Markuszower noemt het 'natuurlijk wel ergens jammer' dat dit primitieve gebruik niet meer in West-Europa bestaat. Een ander voorbeeld van deze psychische stoornis is het hoofdstedelijke echtpaar Ron en Rosa van der Wieken, twee ontwikkelde burgers die joodse critici van  het Israelisch fascisme betichten van 'antisemitisme' en van het bedreigen van 'het voortbestaan van het Joodse volk.' De ergst denkbare beschuldigingen. Hoe bedreigender ze de zaak kunnen voorstellen hoe veiliger ze zich menen te voelen in hun zo gekoesterd slachtofferisme. Oorlog voor dit soort burgers is hetzelfde als vrede. Hetzelfde gaat op voor de meest gezaghebbende Nederlandse opiniemakers Henk Hofland en Geert Mak zodra zij weer eens spreken van ‘het vredestichtende Westen’ of van ‘humanitair ingrijpen’ dan wel ‘Responsibility to Protect,’ de Newspeak van de hedendaagse westerse mainstream pers.
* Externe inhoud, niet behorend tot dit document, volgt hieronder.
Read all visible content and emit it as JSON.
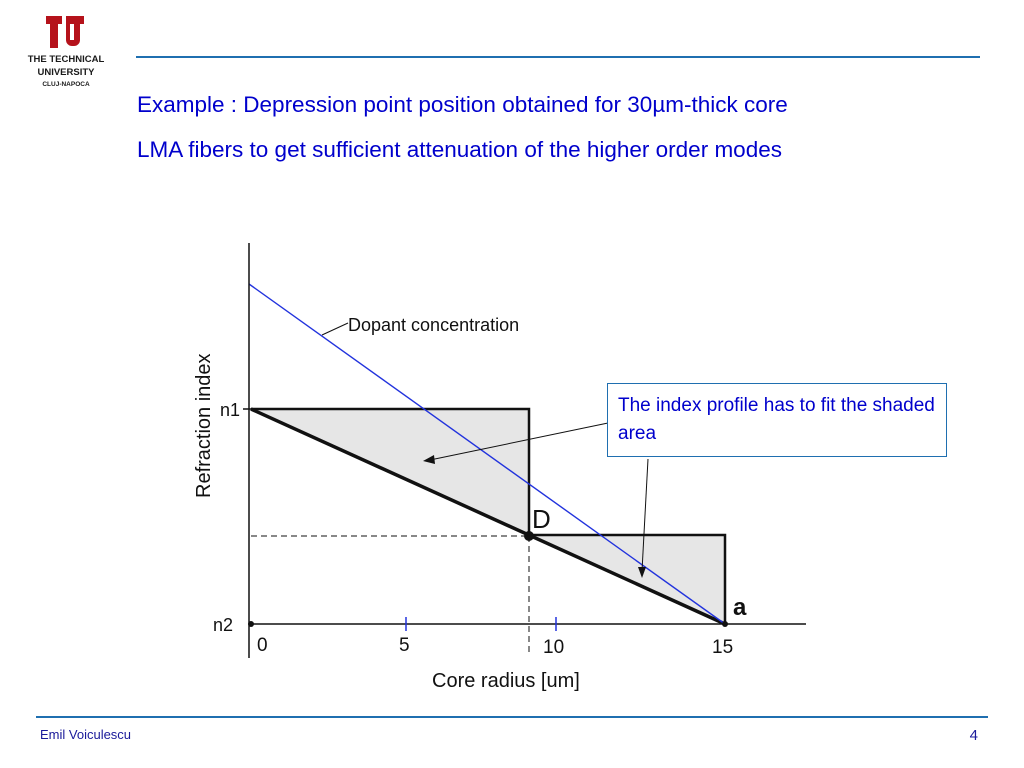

De werkelijkheid is precies het tegenovergestelde. Zo herinnerde de Amerikaanse geleerde Samuel Huntington in zijn klassieke studie The Clash of Civilizations and the Remaking of World Order (1996) de lezer eraan dat

the West won the world not by the superiority of its ideas or values or religion, but rather by its superiority in applying organized violence. Westerners often forget this fact, non-Westerners never do.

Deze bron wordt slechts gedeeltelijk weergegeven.